“Wahai keris pusaka, keris leluhur, mari kita jalani kematian nan agung!” seorang kesatria memekik lantang, sembari menghunus keris. Tubuhnya yang tinggi tegap dibalut busana prajurit Bali kuno. Bukan, sang kesatria bukan sedang berlaga di medan perang, melainkan di dalam sebuah ruang di Museum Nasional Jakarta. Keris yang digenggamnya pun bukan keris sembarangan. Berusia lebih dari seratus tahun, merupakan salah satu koleksi museum yang digunakan Dewa Agung Jambe, Raja Klungkung Bali saat melawan kaum kolonial Belanda dalam Perang Puputan, pada 1908.Sang kesatria tak lain Rangga Riantiarno, aktor kondang dari Teater Koma. Aksinya bermonolog dalam lakon teater mini bertujuan untuk menarik minat masyarakat berkunjung ke museum.
Aksi teater mini di museum ini digagas oleh Yudhi Soerjoatmodjo, pegiat industri kreatif Indonesia. Menurut pria yang pernah berkiprah di Galeri Foto Jurnalistik Antara ini, ”Pengunjung museum ada, tetapi sangat sedikit interaksi.” Misi agar Museum Nasional menarik dikunjungi terus digiatkan oleh mantan Manager Kreatif British Council yang berada di balik sukses video mapping di Museum Sejarah Jakarta atau Museum Fatahillah ini. Bersama rekan-rekan kreatifnya, ia berkolaborasi dengan Museum Nasional dan Teater Koma.Maka digagaslah teater mini di mana masyarakat bisa berinteraksi dengan museum, sekaligus memberikan apresiasi. Bukan sekadar datang untuk melihat-lihat, juga tahu kisah dan pernak-pernik di balik koleksi museum dengan cara yang tidak membosankan. “Acaranya jadi menarik, ya. Biasanya kita cuman lihat-lihat aja tapi dengan dipentaskan sebuah teater mini kita bisa tahu bahwa peristiwa yang sebenarnya itu seperti apa,” Dwi Hasanah, salah seorang pengunjung museum memberikan kesannya. “Museum kan, sangat membosankan.

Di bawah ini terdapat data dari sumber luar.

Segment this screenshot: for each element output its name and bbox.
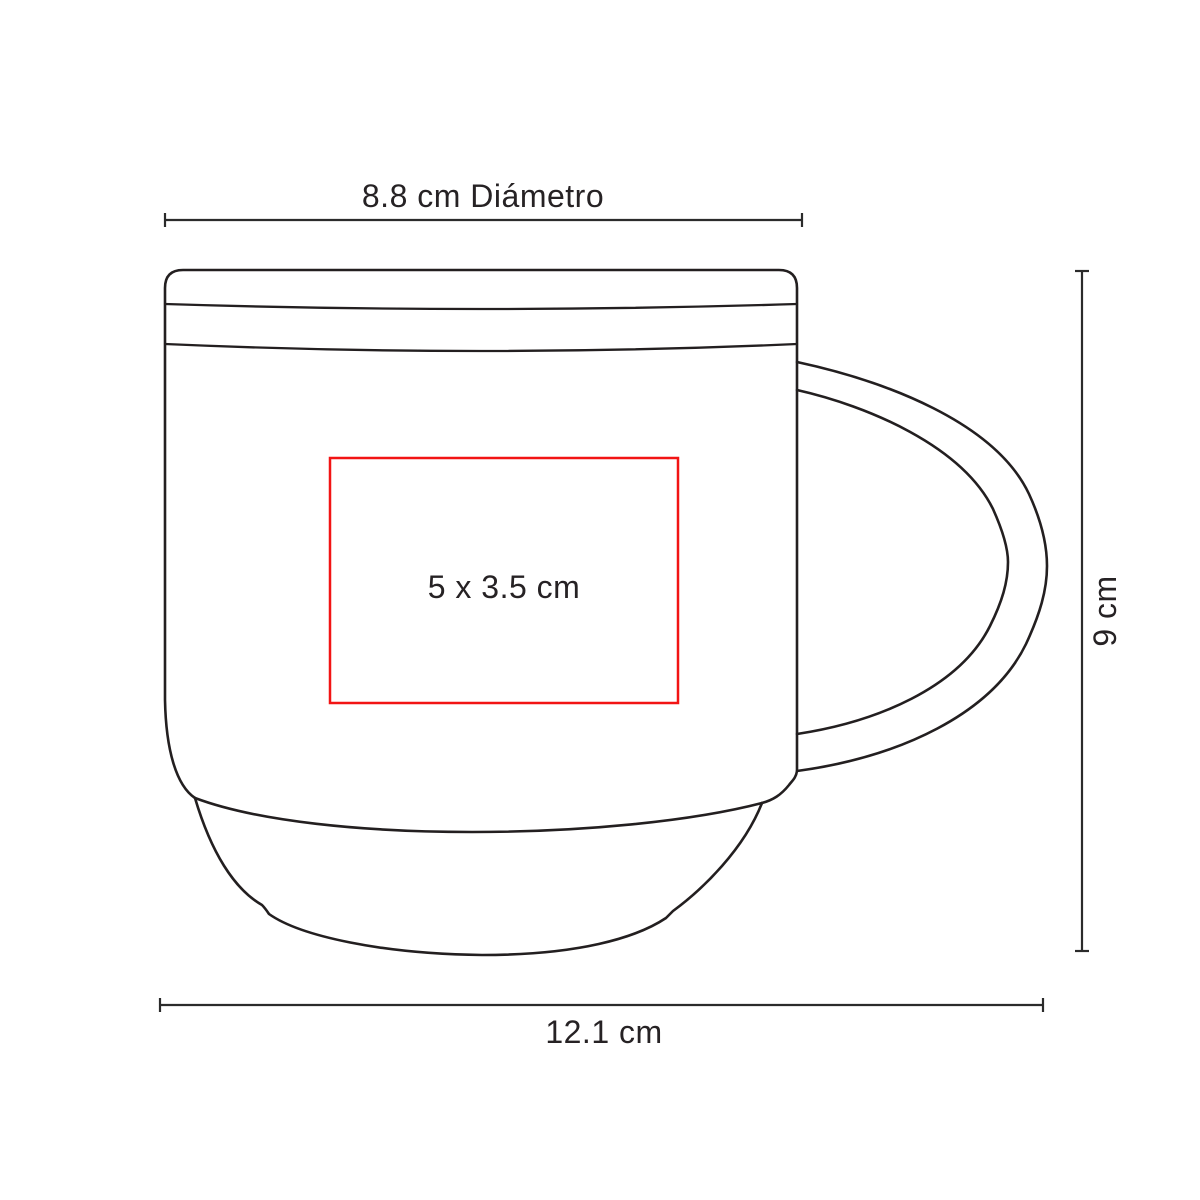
mug-dimension-diagram: 8.8 cm Diámetro 9 cm 12.1 cm (0, 0, 1200, 1200)
print-area-label: 5 x 3.5 cm (428, 569, 581, 605)
mug-handle-inner (797, 390, 1008, 734)
top-dimension-label: 8.8 cm Diámetro (362, 178, 604, 214)
mug-rim-upper-line (165, 304, 797, 309)
mug-drawing (165, 270, 1047, 955)
mug-base-outline (195, 798, 762, 955)
right-dimension-label: 9 cm (1087, 575, 1123, 646)
top-dimension: 8.8 cm Diámetro (165, 178, 802, 227)
bottom-dimension-label: 12.1 cm (545, 1014, 662, 1050)
right-dimension: 9 cm (1075, 271, 1123, 951)
mug-rim-lower-line (165, 344, 797, 351)
mug-base-joint-arc (195, 798, 762, 832)
print-area: 5 x 3.5 cm (330, 458, 678, 703)
bottom-dimension: 12.1 cm (160, 998, 1043, 1050)
diagram-canvas: 8.8 cm Diámetro 9 cm 12.1 cm (0, 0, 1200, 1200)
mug-handle-outer (797, 362, 1047, 771)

Tapi dengan adanya acara ini jadi seru banget,” lanjutnya lagi.
Teater mini dipentaskan saban Minggu selama September 2013 di Museum Nasional, tiga kali dalam sehari, pukul 8.30, 9.15 dan 10.00 WIB. Tertarik menyaksikan? Terlebih dahulu lakukan reservasi melalui media sosial Facebook grup “Akhir Pekan di Museum” dan Twiter @museum_weekend.Saban Minggu, teater mini dipentaskan di ruang berbeda. Pentas perdana (8/9)—yang dibanjiri pengunjung—digelar di lantai empat di mana dipamerkan barang-barang bersepuh emas, antara lain keris-keris dan senjata pusaka. Minggu berikutnya (15/9), lakon Samurai Bersepeda siap dipentaskan di lantai dua yang menyimpan koleksi model alat transportasi di Indonesia. “Ini suatu terobosan juga bagaimana museum mendekatkan diri dengan pengunjung,” kata Nusi, perancang pameran Museum Nasional. “Selama ini kan, hanya pameran, tetapi untuk interaksi dengan pengunjung jarang seperti ini.” Lebih jauh, ia menambahkan, kelak akan ditampilkan pentas yang komplet, bukan sekadar monolog.
Pentas teater secara prinsip bisa digelar di mana saja. Di mata Ratna Riantiarno, pentolan Teater Koma, berpentas di museum—bermitra dengan museum—merupakan tantangan tersendiri. “Selama ini, orang beranggapan ke museum itu harus hati-hati, tidak boleh ini itu. Banyak anggapan museum itu sunyi dan membosankan. Bayangin sekarang museum ada pertunjukan!” Tepatnya, ada kehebohan di museum!